Sanatçı olmak nedir diye soracak olursan, “zamanın gerçeğine varmış olmaktır” derim. Yaşadığı zamanı ve zamanın insanını tanımanın ayrıcalığıdır. Bu nedenle yapılması gereken karşısında ne umutsuzluğa ne de çözümsüzlüğe düşüyordu. Büyük bir kavgaydı verdiği hem de güzelliğin üzerine çöreklenmiş, köhnemiş gericiliğe karşı verdiği kavgaydı. Onun mücadelesi geri düşünceye karşıydı. Gittiği her ortamda yeni ile eski arasındaki sınırı öyle belirginleştiriyordu ki, bu nedenle gericiliğin tüm öfkesini üzerine topluyordu. Sık sık, “tarih yazıyoruz. Tarih geriliği yaşayarak değil, her gün yenileyerek yazılır” diyordu. Bu nedenle kalkıştığı her işi disiplinli ve başarıyla bitirme istemi onda en belirgin gördüğüm yöndü. “Egemenlik insan duygularını öyle parçalamış ki, bir çalışmayı başarmanın mutluluğunu bile tadamaz olmuş” derken, gericilikle yürüttüğü savaşı çoktan kazanmıştı. Çünkü o, bildiğinin eylemcisiydi.

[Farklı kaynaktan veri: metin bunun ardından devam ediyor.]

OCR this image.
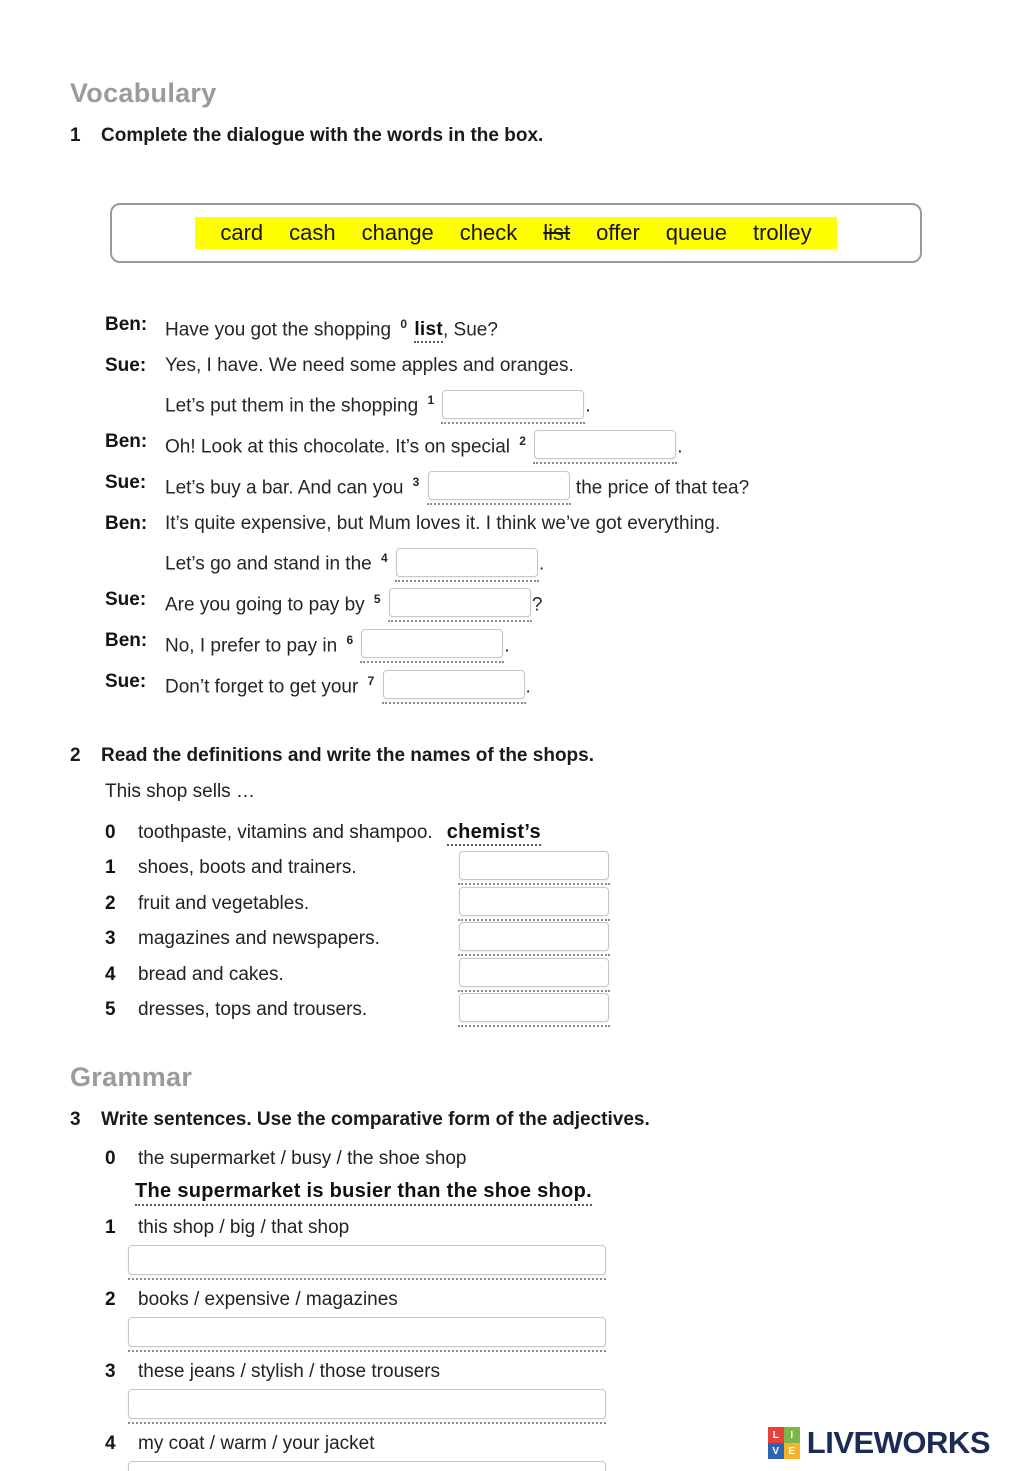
Vocabulary
1	Complete the dialogue with the words in the box.
card cash change check list offer queue trolley
Ben: Have you got the shopping $^0$ list, Sue?
Sue: Yes, I have. We need some apples and oranges.
Let’s put them in the shopping $^1$	.
Ben: Oh! Look at this chocolate. It’s on special $^2$	.
Sue: Let’s buy a bar. And can you $^3$	the price of that tea?
Ben: It’s quite expensive, but Mum loves it. I think we’ve got everything.
Let’s go and stand in the $^4$	.
Sue: Are you going to pay by $^5$	?
Ben: No, I prefer to pay in $^6$	.
Sue: Don’t forget to get your $^7$	.
2	Read the definitions and write the names of the shops.
This shop sells …
0 toothpaste, vitamins and shampoo. chemist’s
1 shoes, boots and trainers.
2 fruit and vegetables.
3 magazines and newspapers.
4 bread and cakes.
5 dresses, tops and trousers.
Grammar
3	Write sentences. Use the comparative form of the adjectives.
0 the supermarket / busy / the shoe shop
The supermarket is busier than the shoe shop.
1 this shop / big / that shop
2 books / expensive / magazines
3 these jeans / stylish / those trousers
4 my coat / warm / your jacket	L	I
V E LIVEWORKS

1970 yılında Kars’ın Ardahan ilçesinde doğmuştu. Henüz dokuz yaşındayken annesini kaybetmiş, kardeşlerine annelik yaparak tanışmıştı yaşamla. Hem korumacılığını hem de emekçiliğini buradan alıyordu. İstanbul Üniversitesi İktisat bölümünü bitirmişti. Ama yüreği, ruhu, yaşamın her ayrıntısında tiyatroyu yaşıyordu. Sanat onun tek tercihi idi. Ama her koşul altında sanatın bir ilişki biçimi olarak almaktan vazgeçmiyordu. 1995’te partiye katıldı. Önderlik eğitiminden sonra ‘96’da dağlara geldi. Şimdi onu kime sorarsanız herkes biraz anlatır. Ya görmüştür ya da duymuştur. Behdinan’da gerillacılığı, sadeliği her türlü sınırı kaldırmıştı. Ona sadece hissetmek, düşünmek ve yapmak kalıyordu.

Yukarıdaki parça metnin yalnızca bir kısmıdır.